11. Si M. A fait valoir qu’il réside sur le territoire français depuis 2016, qu’il a eu un enfant avec une compatriote, mère d’une fille de nationalité française qu’elle a eu lors d’une précédente union. Toutefois, ainsi qu’il a été dit, M. A, désormais séparé de la mère de son enfant, ne justifie pas contribuer effectivement à l’éducation de sa fille et avoir noué d’autres liens sur le territoire français. Il ne justifie pas avoir exercé lui-même une activité professionnelle en France, et ne démontre pas être dépourvu d’attaches dans son pays d’origine où il a vécu au moins jusqu’à l’âge de 32 ans. Par suite, M. A n’est pas fondé à soutenir que l’arrêté contesté a été pris en méconnaissance de l’article 8 de la convention européenne de sauvegarde des droits de l’homme et des libertés fondamentales. Pour les mêmes motifs, les moyens tirés de la méconnaissance de l’article 3-1 de la convention internationale relative aux droits de l’enfant et de l’erreur manifeste d’appréciation doivent être également écartés.
12. Il résulte de tout ce qui précède que la requête d’appel de M. A est manifestement dépourvue de fondement. Par suite, il y a lieu de la rejeter en application des dispositions précitées de l’article R. 222-1 du code de justice administrative y compris ses conclusions à fin d’injonction sous astreinte et celles tendant à l’application des dispositions des articles L. 761-1 du code de justice administrative.
ORDONNE :
Article 1er : La requête de M. A est rejetée.
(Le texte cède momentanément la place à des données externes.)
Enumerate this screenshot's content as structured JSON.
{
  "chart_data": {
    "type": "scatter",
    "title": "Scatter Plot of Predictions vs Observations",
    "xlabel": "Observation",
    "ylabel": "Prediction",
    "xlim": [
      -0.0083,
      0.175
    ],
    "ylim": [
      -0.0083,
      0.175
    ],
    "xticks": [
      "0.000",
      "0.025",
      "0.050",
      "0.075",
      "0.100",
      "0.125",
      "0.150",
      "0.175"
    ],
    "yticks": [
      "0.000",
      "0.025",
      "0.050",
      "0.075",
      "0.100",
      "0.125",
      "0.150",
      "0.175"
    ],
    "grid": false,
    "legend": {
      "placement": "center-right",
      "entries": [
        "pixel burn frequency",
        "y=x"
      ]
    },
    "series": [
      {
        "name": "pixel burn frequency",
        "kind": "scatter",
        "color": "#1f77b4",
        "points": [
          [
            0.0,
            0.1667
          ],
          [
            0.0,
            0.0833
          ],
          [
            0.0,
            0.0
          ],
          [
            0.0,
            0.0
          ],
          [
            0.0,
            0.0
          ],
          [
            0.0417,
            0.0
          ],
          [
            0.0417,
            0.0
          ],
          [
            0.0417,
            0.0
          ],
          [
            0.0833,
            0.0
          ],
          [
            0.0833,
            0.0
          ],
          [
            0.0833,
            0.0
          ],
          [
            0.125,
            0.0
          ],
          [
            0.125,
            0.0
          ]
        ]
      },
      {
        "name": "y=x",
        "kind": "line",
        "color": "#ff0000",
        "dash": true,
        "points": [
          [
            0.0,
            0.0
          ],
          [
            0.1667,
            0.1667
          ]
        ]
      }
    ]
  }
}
Article 2 : La présente ordonnance sera notifiée à M. B A.
Copie en sera adressée au préfet du Val d’Oise et au ministre d’Etat, ministre de l’intérieur.
Fait à Versailles, le 21 mars 2025.
Le président assesseur de la 5ème chambre,
G. CAMENEN
La République mande et ordonne au ministre d’Etat, ministre de l’intérieur en ce qui le concerne ou à tous commissaires de justice à ce requis en ce qui concerne les voies de droit commun contre les parties privées, de pourvoir à l’exécution de la présente ordonnance.